1.701993-63155005
The Traitor's Wife Image Credit: LUIS VAZQUEZ/ Gulf News

On a cold January afternoon in 1649, a masked executioner brought an axe down on King Charles I's neck, beheading him. It is said that the king wore extra vests, so his shivering wouldn't be mistaken for fear as he faced his death.

One week later, the monarchy was abolished. It was a time of turmoil for Britain, which didn't necessarily end when Charles II returned to rule in 1660 upon the re-establishment of the monarchy.

Nine who signed King Charles I's death warrant, convicted of regicide, were hanged, drawn and quartered, while Oliver Cromwell (leader of the civil wars) was exhumed from Westminster Abbey and reburied in a common pit.

It is also said that Cromwell's body was symbolically beheaded.

No one knows to this day who the exe-cutioner was. Perhaps, though, 7-foot tall Welshman Thomas Carrier (as family legend and local Massachusetts lore has it) was that masked man.

The mystery of the Welshman and his relationship with Martha Allen unravels in Kathleen Kent's The Traitor's Wife.

What makes the work more notable is that Kent is a ten-generation descendant of Allen (later Martha Carrier), who was among the first to be tried and hanged for witchcraft in the Salem witch trials.

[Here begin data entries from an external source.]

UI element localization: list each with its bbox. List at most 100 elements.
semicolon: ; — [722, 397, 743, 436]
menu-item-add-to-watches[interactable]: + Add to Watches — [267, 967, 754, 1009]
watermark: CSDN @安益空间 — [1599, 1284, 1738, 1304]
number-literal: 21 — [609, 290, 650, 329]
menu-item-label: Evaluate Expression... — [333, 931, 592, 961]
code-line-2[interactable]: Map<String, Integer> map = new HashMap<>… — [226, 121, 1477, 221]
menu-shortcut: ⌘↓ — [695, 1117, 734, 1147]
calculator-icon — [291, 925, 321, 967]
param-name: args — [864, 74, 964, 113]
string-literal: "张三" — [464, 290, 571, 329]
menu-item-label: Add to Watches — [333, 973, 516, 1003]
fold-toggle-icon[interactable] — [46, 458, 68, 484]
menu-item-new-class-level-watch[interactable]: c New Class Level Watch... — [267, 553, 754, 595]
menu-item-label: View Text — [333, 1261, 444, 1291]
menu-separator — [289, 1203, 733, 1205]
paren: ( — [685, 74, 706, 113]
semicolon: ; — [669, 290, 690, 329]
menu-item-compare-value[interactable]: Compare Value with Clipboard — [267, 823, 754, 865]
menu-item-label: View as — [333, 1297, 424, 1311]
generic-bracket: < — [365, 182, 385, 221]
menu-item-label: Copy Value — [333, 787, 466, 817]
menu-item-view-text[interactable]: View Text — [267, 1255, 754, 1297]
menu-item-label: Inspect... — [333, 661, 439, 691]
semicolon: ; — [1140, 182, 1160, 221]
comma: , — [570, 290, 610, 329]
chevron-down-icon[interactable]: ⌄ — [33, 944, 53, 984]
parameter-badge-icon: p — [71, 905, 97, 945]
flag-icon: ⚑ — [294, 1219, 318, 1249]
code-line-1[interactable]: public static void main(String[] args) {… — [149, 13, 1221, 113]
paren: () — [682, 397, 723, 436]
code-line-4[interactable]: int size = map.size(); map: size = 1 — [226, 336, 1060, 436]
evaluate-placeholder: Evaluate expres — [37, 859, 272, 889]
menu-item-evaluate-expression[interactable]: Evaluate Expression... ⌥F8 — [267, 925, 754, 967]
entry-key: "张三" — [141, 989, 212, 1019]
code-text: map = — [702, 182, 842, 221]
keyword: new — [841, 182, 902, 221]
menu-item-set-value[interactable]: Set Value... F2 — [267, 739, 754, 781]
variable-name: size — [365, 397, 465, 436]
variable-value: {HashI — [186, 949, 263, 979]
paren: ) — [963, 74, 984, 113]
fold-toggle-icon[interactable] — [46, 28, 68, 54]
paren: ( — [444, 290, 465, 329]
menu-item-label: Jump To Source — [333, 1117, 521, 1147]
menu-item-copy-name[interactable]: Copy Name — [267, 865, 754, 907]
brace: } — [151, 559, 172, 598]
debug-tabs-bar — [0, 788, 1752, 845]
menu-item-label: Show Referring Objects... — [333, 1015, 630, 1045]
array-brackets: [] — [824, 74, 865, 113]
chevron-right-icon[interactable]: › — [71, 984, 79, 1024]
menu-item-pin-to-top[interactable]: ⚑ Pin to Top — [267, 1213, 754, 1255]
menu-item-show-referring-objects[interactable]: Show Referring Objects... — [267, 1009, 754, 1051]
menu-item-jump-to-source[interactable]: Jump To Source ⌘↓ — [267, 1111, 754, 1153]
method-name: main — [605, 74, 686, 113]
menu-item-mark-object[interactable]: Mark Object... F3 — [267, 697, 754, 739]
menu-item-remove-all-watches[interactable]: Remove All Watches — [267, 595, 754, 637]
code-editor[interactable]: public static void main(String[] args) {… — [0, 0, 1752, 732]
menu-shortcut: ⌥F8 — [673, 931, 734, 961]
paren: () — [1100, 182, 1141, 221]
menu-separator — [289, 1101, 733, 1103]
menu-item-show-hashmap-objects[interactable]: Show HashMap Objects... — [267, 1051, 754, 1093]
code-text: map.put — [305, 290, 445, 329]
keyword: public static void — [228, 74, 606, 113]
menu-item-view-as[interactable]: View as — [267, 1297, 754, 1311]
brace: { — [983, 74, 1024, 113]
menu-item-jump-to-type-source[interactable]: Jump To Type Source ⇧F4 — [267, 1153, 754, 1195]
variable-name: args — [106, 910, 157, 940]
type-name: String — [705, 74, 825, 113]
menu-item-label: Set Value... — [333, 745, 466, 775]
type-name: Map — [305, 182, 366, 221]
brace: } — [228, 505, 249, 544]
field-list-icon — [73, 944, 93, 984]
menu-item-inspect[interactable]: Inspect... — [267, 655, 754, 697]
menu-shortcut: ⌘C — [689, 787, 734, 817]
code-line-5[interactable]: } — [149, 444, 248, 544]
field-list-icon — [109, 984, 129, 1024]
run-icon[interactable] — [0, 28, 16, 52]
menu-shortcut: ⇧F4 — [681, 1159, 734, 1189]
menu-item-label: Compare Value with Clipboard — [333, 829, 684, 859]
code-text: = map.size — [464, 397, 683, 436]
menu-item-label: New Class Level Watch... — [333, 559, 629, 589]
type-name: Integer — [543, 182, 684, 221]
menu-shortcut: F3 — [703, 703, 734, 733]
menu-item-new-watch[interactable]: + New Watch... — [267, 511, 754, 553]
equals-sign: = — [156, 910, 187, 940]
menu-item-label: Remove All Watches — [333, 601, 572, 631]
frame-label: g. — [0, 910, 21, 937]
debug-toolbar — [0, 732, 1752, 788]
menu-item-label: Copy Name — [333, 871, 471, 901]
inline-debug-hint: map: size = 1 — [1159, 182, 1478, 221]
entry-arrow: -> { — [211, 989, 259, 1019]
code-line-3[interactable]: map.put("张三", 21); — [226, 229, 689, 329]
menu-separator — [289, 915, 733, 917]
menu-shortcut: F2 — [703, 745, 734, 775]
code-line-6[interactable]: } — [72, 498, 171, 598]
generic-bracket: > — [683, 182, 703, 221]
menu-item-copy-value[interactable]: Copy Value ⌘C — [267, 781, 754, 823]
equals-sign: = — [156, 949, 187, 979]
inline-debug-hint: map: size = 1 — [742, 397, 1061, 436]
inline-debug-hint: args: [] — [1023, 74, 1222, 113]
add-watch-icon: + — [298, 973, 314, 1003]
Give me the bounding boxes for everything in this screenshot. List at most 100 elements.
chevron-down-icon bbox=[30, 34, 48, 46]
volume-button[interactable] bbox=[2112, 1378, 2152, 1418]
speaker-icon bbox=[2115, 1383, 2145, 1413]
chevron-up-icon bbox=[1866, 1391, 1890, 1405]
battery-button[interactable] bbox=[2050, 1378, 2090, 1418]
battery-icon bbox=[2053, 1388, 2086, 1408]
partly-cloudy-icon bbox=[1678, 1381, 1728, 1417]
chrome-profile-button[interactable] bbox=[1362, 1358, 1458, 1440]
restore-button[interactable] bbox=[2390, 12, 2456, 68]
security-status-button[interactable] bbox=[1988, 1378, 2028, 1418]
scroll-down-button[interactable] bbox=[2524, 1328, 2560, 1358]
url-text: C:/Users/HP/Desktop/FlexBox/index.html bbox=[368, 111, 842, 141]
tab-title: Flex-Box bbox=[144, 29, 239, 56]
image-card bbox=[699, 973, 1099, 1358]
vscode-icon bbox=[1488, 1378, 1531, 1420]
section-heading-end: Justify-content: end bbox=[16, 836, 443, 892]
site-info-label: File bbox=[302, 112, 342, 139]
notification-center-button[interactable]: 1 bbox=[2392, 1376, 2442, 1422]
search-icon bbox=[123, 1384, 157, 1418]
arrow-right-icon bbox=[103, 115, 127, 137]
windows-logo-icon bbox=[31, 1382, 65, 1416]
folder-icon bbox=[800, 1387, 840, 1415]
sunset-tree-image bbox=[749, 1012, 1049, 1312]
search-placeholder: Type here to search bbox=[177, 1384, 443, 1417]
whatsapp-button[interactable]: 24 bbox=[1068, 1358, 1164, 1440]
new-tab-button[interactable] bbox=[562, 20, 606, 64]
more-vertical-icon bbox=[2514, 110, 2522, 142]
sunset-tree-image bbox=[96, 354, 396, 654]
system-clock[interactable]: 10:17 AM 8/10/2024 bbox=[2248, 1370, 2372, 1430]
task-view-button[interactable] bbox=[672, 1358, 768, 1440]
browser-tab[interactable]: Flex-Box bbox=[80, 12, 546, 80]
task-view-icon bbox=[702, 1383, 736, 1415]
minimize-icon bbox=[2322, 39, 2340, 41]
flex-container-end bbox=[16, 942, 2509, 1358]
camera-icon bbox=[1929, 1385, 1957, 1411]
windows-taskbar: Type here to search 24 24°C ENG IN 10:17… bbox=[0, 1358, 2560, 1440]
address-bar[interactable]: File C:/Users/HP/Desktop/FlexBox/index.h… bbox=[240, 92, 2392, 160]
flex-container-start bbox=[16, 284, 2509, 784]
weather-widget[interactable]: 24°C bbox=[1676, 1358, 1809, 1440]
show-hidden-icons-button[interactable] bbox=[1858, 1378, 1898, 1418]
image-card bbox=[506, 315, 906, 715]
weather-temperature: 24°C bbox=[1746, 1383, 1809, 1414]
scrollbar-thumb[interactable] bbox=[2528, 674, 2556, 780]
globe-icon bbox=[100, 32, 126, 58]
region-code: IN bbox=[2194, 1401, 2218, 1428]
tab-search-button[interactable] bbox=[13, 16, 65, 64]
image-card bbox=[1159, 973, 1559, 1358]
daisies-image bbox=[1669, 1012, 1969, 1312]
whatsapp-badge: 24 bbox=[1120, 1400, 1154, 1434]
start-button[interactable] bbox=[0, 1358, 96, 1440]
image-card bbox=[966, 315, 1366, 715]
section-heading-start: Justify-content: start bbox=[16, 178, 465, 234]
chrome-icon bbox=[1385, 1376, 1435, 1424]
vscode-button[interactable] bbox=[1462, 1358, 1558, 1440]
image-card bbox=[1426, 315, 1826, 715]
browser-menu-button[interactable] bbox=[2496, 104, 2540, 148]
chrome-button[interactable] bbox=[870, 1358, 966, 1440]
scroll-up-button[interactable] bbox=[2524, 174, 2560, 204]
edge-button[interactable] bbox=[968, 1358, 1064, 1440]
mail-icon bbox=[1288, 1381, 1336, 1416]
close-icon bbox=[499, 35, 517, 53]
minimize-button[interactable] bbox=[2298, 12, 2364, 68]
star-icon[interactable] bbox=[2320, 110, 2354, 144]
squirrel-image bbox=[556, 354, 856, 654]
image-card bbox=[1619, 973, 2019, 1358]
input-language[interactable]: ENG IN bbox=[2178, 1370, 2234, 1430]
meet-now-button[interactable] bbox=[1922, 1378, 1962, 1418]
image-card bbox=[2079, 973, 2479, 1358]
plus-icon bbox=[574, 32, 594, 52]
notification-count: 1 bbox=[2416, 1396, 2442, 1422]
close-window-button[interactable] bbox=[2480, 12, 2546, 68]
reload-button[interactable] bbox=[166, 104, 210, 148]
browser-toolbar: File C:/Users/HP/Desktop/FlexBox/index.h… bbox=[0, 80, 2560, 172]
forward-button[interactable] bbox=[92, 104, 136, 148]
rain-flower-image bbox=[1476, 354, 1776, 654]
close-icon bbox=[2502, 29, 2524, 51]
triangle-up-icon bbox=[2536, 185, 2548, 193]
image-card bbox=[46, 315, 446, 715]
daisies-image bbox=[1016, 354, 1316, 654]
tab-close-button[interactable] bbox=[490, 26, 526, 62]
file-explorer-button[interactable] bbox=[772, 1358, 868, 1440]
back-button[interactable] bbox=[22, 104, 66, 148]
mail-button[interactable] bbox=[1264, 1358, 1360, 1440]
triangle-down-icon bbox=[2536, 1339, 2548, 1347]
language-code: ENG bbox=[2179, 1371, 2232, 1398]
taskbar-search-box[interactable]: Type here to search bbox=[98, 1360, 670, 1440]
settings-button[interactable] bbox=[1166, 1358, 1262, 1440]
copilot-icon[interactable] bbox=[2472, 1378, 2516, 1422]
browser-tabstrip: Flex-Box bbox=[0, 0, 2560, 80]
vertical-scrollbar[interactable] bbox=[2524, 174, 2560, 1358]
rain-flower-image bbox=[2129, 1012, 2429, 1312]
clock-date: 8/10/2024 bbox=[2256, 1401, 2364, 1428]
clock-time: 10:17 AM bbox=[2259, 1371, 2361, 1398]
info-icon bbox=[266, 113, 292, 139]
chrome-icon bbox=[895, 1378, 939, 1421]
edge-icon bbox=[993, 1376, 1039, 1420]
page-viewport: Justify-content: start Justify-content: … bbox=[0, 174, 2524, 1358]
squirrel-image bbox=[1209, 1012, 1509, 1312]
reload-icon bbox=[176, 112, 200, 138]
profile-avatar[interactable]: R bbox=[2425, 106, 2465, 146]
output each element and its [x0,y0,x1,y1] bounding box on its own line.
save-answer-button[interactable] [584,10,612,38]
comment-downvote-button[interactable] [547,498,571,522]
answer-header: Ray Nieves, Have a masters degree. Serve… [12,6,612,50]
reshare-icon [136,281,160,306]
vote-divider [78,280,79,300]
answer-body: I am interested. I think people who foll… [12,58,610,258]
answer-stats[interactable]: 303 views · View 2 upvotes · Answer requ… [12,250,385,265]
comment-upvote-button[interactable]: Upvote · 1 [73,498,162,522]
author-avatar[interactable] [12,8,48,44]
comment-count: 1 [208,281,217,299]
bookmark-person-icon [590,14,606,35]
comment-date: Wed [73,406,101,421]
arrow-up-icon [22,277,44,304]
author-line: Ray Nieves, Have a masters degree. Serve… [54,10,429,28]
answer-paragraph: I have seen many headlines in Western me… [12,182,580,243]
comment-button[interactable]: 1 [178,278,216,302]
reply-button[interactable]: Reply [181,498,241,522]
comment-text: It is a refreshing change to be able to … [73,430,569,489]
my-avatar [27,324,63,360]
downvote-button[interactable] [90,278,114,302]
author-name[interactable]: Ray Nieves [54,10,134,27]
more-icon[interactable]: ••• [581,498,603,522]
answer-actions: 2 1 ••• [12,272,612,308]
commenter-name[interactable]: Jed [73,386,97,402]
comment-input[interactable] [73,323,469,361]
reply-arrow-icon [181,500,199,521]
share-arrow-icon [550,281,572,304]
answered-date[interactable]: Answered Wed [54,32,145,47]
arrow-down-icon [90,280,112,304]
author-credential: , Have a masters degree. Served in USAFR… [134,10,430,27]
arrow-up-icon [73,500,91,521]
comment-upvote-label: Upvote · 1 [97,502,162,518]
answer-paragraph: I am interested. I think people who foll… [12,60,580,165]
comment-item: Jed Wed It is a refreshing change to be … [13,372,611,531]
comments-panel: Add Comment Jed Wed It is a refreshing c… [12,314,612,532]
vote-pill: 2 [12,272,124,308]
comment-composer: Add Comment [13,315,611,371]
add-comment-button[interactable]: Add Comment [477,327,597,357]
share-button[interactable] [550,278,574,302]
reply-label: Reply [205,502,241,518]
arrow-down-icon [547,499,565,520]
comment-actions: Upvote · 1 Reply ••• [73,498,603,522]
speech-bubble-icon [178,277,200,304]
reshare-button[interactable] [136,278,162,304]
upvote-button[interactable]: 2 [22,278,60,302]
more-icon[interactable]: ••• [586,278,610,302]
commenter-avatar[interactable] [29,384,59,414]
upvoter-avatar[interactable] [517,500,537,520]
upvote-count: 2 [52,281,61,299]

Fiction based on historical fact, the book takes the reader on a journey from Cromwell and the fall of the Stuarts in Britain, to the wilds of colonial Massachusetts during the time of the American Puritans — 103 years before the Declaration of Independence. It is gripping in places, with raw descriptions of the plague, a wolf attack, a difficult labour and stillbirth in the times before modern medicine.

Martha and Thomas's love affair is a welcome complement to the underlying intrigue of the story — Carrier is being pursued by men sent by Charles II, who is intent on hunting down the executioners of his father.

Told from Martha's perspective, the book sheds light on the social expectations and constrictions of a single unmarried woman of the time.

Martha has not found a husband and is expected to. Sent to her cousin's to help her with a difficult, sickness-filled pregnancy, she finds herself intrigued by the huge Welshman.

Emotions run high in the household before, during and after the loss of her cousin's son.

Martha's social standing in the house is even questioned and she is mistaken for a servant by an outsider at one point.

The Traitor's Wife is Kent's second novel. The first, The Heretic's Daughter, is an international bestseller, having sold more than 200,000 copies worldwide.

In a similar vein, The Heretic's Daughter follows Martha Carrier and her daughter Sarah through the hysteria and superstition of the Salem trials.

Sarah tells the story through her eyes, surviving her mother who was hanged after the trial.

Kent lives in Dallas with her husband and son. She has undertaken significant historical research about the Salem witch trials, which resulted in more than 200 people being tried, tortured and imprisoned for witchcraft. Her research included studying transcripts showing Martha Carrier's defiance in court during her trial.

Kent has written that historical fiction books "influenced and touched" her the most and that she read a lot of Dickens, Poe and H.H. Monroe.

 

The Traitor's Wife is published by Macmillan in the UK and will be available in early November.